In considering Clinic, the art-punk four-piece from Liverpool, England, one conclusion is certain: the band has generated the giddy interest and frenzied anticipation that bear the markings of hype. Next-big-thing hype. The kind of hype conferred on quartets from Liverpool who tour with Radiohead.
But Clinic hasn’t quite broken through yet — not with the unqualified fervor that characterizes Radiohead’s success, at least. And with its new long-player, Walking With Thee, that breakthrough may be somewhat less than momentous.
It’s not that Walking falters on a creative level; in many ways, it improves on the band’s full-length debut, last year’s Internal Wrangler. With less clutter and far less clatter, Walking explores a different, darker tonal register than its predecessor.
No less urgent than Internal Wrangler, Clinic’s sophomore effort produces a more cohesive and coherent artistic statement. Resisting the reference-charged eclecticism of its previous output (which also includes the recent domestic collection Three EPs), Walking seamlessly unifies Clinic’s disparate influences — surf, garage, dub electronica, etc. — creating a sound both spare and spacious.
“We felt that with Internal Wrangler and the singles compilation album, we’d covered the chaotic, distorted side of things,” Clinic frontman Ade Blackburn said in a recent interview.
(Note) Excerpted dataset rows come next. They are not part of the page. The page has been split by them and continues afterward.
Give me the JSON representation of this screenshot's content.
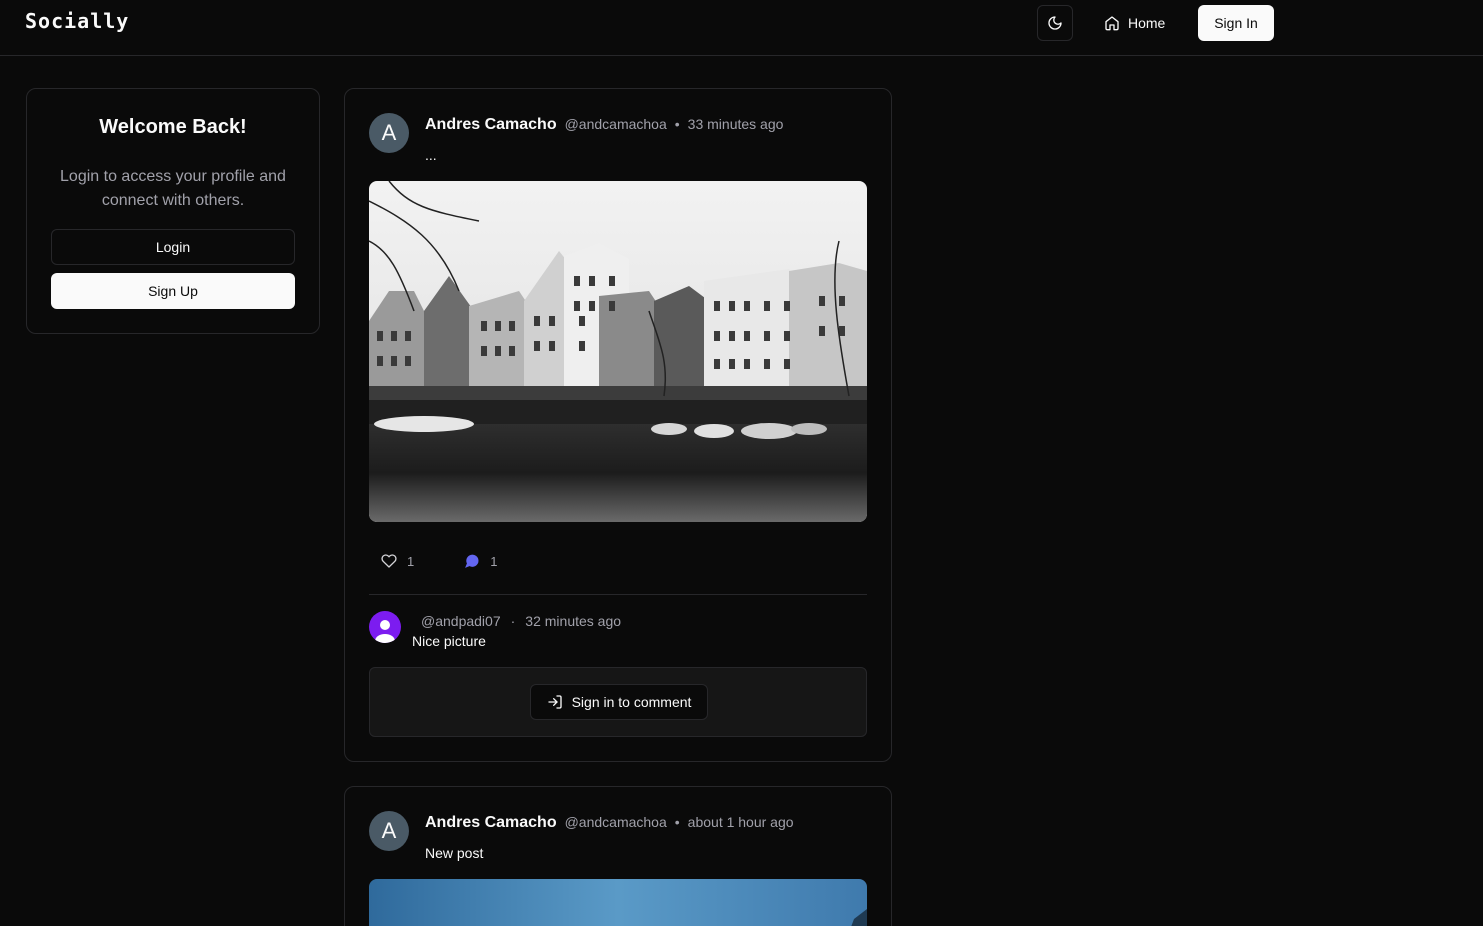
{
  "header": {
    "logo": "Socially",
    "home_label": "Home",
    "signin_label": "Sign In",
    "theme_icon": "moon-icon"
  },
  "sidebar": {
    "title": "Welcome Back!",
    "description": "Login to access your profile and connect with others.",
    "login_label": "Login",
    "signup_label": "Sign Up"
  },
  "posts": [
    {
      "avatar_letter": "A",
      "author": "Andres Camacho",
      "handle": "@andcamachoa",
      "separator": "•",
      "time": "33 minutes ago",
      "text": "...",
      "image_desc": "black-and-white canal with boats and townhouses",
      "likes": "1",
      "comments_count": "1",
      "comment": {
        "handle": "@andpadi07",
        "separator": "·",
        "time": "32 minutes ago",
        "text": "Nice picture"
      },
      "signin_comment_label": "Sign in to comment"
    },
    {
      "avatar_letter": "A",
      "author": "Andres Camacho",
      "handle": "@andcamachoa",
      "separator": "•",
      "time": "about 1 hour ago",
      "text": "New post"
    }
  ],
  "colors": {
    "background": "#0a0a0a",
    "border": "#27272a",
    "muted_text": "#a1a1aa",
    "comment_icon": "#6366f1",
    "comment_avatar": "#7c1cf0"
  }
}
Unfortunately, chaos and distortion seem to be two of Clinic’s main drawing cards. And in last week’s Chicago appearance, at least, the group did not disappoint. Drawing on material from all three releases, Clinic played an efficient, energetic, if conspicuously short, set of originals.
Wrapped in their trademark surgical garb (including masks), the members of Clinic revealed a well-rehearsed command befitting a band poised for a breakthrough. The sold-out Abbey Pub, a two-tiered West Side venue, remarkably spacious for a club, only intensified that impression.
Sticking to the fuzzy, organ-driven essentials, the band only rarely deviated from the weird, manic turmoil typified by “Pet Eunoch,” “2/4” and “Monkey on Your Back.” Slowing it down a bit, the set profited from such beat-heavy digressions as “Porno,” from the Three EPs compilation and last year’s irresistible “Second Line,” a song picked up by Levi Strauss to peddle jeans in the U.K.
Blackburn is the attraction, opening several numbers with melodica, adding a timely blast of harmonica, trading off guitar and organ parts, and dominating every song with his jittery squall of a singing voice. Frantic, never fey, Blackburn’s high-pitched gasps are the most startling component of the band’s creepy dementia. They also tend to be the most tedious, further rendering Clinic’s bright prospects uncertain.